Se la metti così, viene voglia di mollare: “Ok, quindi vince sempre chi è più spietato”. Ma è una conclusione pigra. Se fosse vero fino in fondo, saremmo già estinti. E invece siamo ancora qui.
Perché, insieme alla violenza, c’è un’altra forza che ci ha tenuti in vita: la cura organizzata.
C’è un aneddoto attribuito a Margaret Mead: le chiedono: “Qual è il primo segno di civiltà?” Non risponde “un’arma”, “una ciotola”, “una ruota”. Risponde: “un femore rotto e poi guarito“. Perché nel regno animale, se ti rompi una gamba, muori. Con un femore rotto non riesci a scappare, a cacciare, a mangiare. Un femore guarito invece, significa una cosa sola: qualcuno si è fermato, ti ha protetto, ti ha nutrito abbastanza a lungo perché tu potessi tornare a camminare.
La civiltà inizia quando un ferito non è solo uno scarto.
Il fundraising è l’attività che ti permette di guarire tanti femori. Non si tratta di essere eroi, l’eroismo, si sa, dura un giorno. Si tratta di curare. E la cura vera dura anni.
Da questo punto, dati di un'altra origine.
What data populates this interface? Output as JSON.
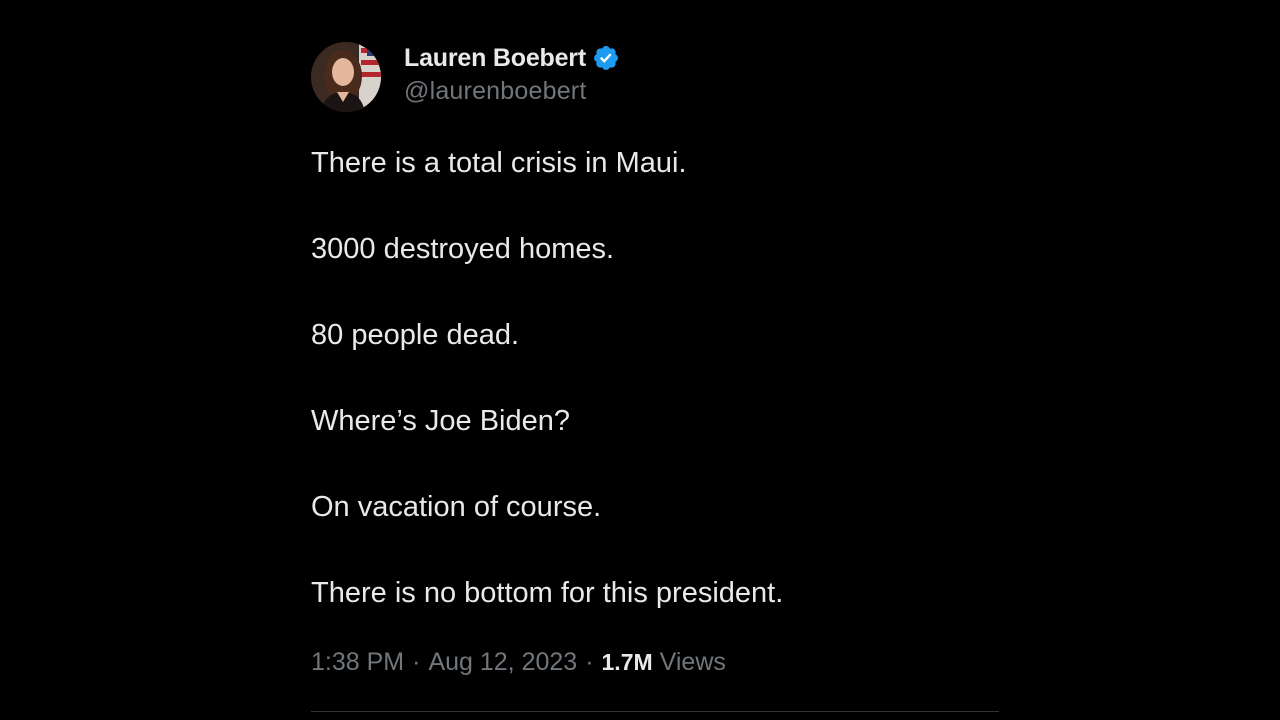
{
  "author": {
    "display_name": "Lauren Boebert",
    "handle": "@laurenboebert",
    "verified": true,
    "verified_color": "#1d9bf0",
    "avatar_icon": "profile-photo"
  },
  "tweet": {
    "lines": [
      "There is a total crisis in Maui.",
      "3000 destroyed homes.",
      "80 people dead.",
      "Where’s Joe Biden?",
      "On vacation of course.",
      "There is no bottom for this president."
    ]
  },
  "meta": {
    "time": "1:38 PM",
    "separator": "·",
    "date": "Aug 12, 2023",
    "views_count": "1.7M",
    "views_label": "Views"
  },
  "colors": {
    "background": "#000000",
    "text_primary": "#e7e9ea",
    "text_secondary": "#71767b",
    "divider": "#2f3336"
  }
}
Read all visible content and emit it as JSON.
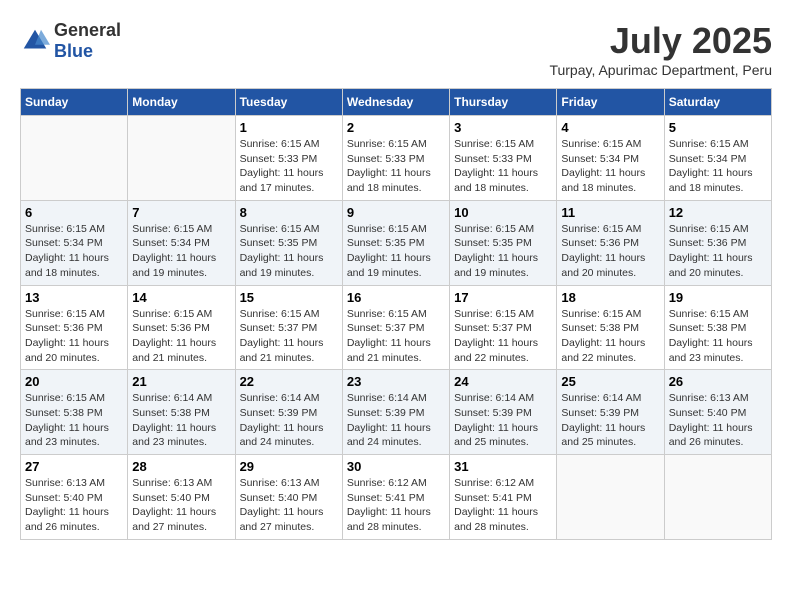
{
  "header": {
    "logo": {
      "general": "General",
      "blue": "Blue"
    },
    "title": "July 2025",
    "location": "Turpay, Apurimac Department, Peru"
  },
  "days_of_week": [
    "Sunday",
    "Monday",
    "Tuesday",
    "Wednesday",
    "Thursday",
    "Friday",
    "Saturday"
  ],
  "weeks": [
    [
      {
        "day": "",
        "info": ""
      },
      {
        "day": "",
        "info": ""
      },
      {
        "day": "1",
        "info": "Sunrise: 6:15 AM\nSunset: 5:33 PM\nDaylight: 11 hours and 17 minutes."
      },
      {
        "day": "2",
        "info": "Sunrise: 6:15 AM\nSunset: 5:33 PM\nDaylight: 11 hours and 18 minutes."
      },
      {
        "day": "3",
        "info": "Sunrise: 6:15 AM\nSunset: 5:33 PM\nDaylight: 11 hours and 18 minutes."
      },
      {
        "day": "4",
        "info": "Sunrise: 6:15 AM\nSunset: 5:34 PM\nDaylight: 11 hours and 18 minutes."
      },
      {
        "day": "5",
        "info": "Sunrise: 6:15 AM\nSunset: 5:34 PM\nDaylight: 11 hours and 18 minutes."
      }
    ],
    [
      {
        "day": "6",
        "info": "Sunrise: 6:15 AM\nSunset: 5:34 PM\nDaylight: 11 hours and 18 minutes."
      },
      {
        "day": "7",
        "info": "Sunrise: 6:15 AM\nSunset: 5:34 PM\nDaylight: 11 hours and 19 minutes."
      },
      {
        "day": "8",
        "info": "Sunrise: 6:15 AM\nSunset: 5:35 PM\nDaylight: 11 hours and 19 minutes."
      },
      {
        "day": "9",
        "info": "Sunrise: 6:15 AM\nSunset: 5:35 PM\nDaylight: 11 hours and 19 minutes."
      },
      {
        "day": "10",
        "info": "Sunrise: 6:15 AM\nSunset: 5:35 PM\nDaylight: 11 hours and 19 minutes."
      },
      {
        "day": "11",
        "info": "Sunrise: 6:15 AM\nSunset: 5:36 PM\nDaylight: 11 hours and 20 minutes."
      },
      {
        "day": "12",
        "info": "Sunrise: 6:15 AM\nSunset: 5:36 PM\nDaylight: 11 hours and 20 minutes."
      }
    ],
    [
      {
        "day": "13",
        "info": "Sunrise: 6:15 AM\nSunset: 5:36 PM\nDaylight: 11 hours and 20 minutes."
      },
      {
        "day": "14",
        "info": "Sunrise: 6:15 AM\nSunset: 5:36 PM\nDaylight: 11 hours and 21 minutes."
      },
      {
        "day": "15",
        "info": "Sunrise: 6:15 AM\nSunset: 5:37 PM\nDaylight: 11 hours and 21 minutes."
      },
      {
        "day": "16",
        "info": "Sunrise: 6:15 AM\nSunset: 5:37 PM\nDaylight: 11 hours and 21 minutes."
      },
      {
        "day": "17",
        "info": "Sunrise: 6:15 AM\nSunset: 5:37 PM\nDaylight: 11 hours and 22 minutes."
      },
      {
        "day": "18",
        "info": "Sunrise: 6:15 AM\nSunset: 5:38 PM\nDaylight: 11 hours and 22 minutes."
      },
      {
        "day": "19",
        "info": "Sunrise: 6:15 AM\nSunset: 5:38 PM\nDaylight: 11 hours and 23 minutes."
      }
    ],
    [
      {
        "day": "20",
        "info": "Sunrise: 6:15 AM\nSunset: 5:38 PM\nDaylight: 11 hours and 23 minutes."
      },
      {
        "day": "21",
        "info": "Sunrise: 6:14 AM\nSunset: 5:38 PM\nDaylight: 11 hours and 23 minutes."
      },
      {
        "day": "22",
        "info": "Sunrise: 6:14 AM\nSunset: 5:39 PM\nDaylight: 11 hours and 24 minutes."
      },
      {
        "day": "23",
        "info": "Sunrise: 6:14 AM\nSunset: 5:39 PM\nDaylight: 11 hours and 24 minutes."
      },
      {
        "day": "24",
        "info": "Sunrise: 6:14 AM\nSunset: 5:39 PM\nDaylight: 11 hours and 25 minutes."
      },
      {
        "day": "25",
        "info": "Sunrise: 6:14 AM\nSunset: 5:39 PM\nDaylight: 11 hours and 25 minutes."
      },
      {
        "day": "26",
        "info": "Sunrise: 6:13 AM\nSunset: 5:40 PM\nDaylight: 11 hours and 26 minutes."
      }
    ],
    [
      {
        "day": "27",
        "info": "Sunrise: 6:13 AM\nSunset: 5:40 PM\nDaylight: 11 hours and 26 minutes."
      },
      {
        "day": "28",
        "info": "Sunrise: 6:13 AM\nSunset: 5:40 PM\nDaylight: 11 hours and 27 minutes."
      },
      {
        "day": "29",
        "info": "Sunrise: 6:13 AM\nSunset: 5:40 PM\nDaylight: 11 hours and 27 minutes."
      },
      {
        "day": "30",
        "info": "Sunrise: 6:12 AM\nSunset: 5:41 PM\nDaylight: 11 hours and 28 minutes."
      },
      {
        "day": "31",
        "info": "Sunrise: 6:12 AM\nSunset: 5:41 PM\nDaylight: 11 hours and 28 minutes."
      },
      {
        "day": "",
        "info": ""
      },
      {
        "day": "",
        "info": ""
      }
    ]
  ]
}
E per durare ha bisogno di struttura: persone formate, turni, strumenti, continuità, rendicontazione, processi. Tutte cose che costano.
Il fundraising è la “tecnologia” che rende la cura stabile.
- Se non fai fundraising: fai “beneficenza a intermittenza”: oggi sì, domani no, a seconda di quanto rumore fa l’emergenza.
- Se fai fundraising: costruisci cooperazione tra estranei. Metti insieme persone che non si incontreranno mai ma decidono di sostenere la stessa cosa. È una forma di intelligenza collettiva: non ti salva il singolo “buono”, ti salva la comunità che si organizza.
Il fundraising è progettare fiducia. È tenere accesa una relazione quando l’emozione si spegne. È trasformare “mi dispiace” in “ci sono, anche il mese prossimo”.
La violenza fa rumore e sembra sempre vincere. La cura vince quando smette di essere un gesto e diventa un sistema.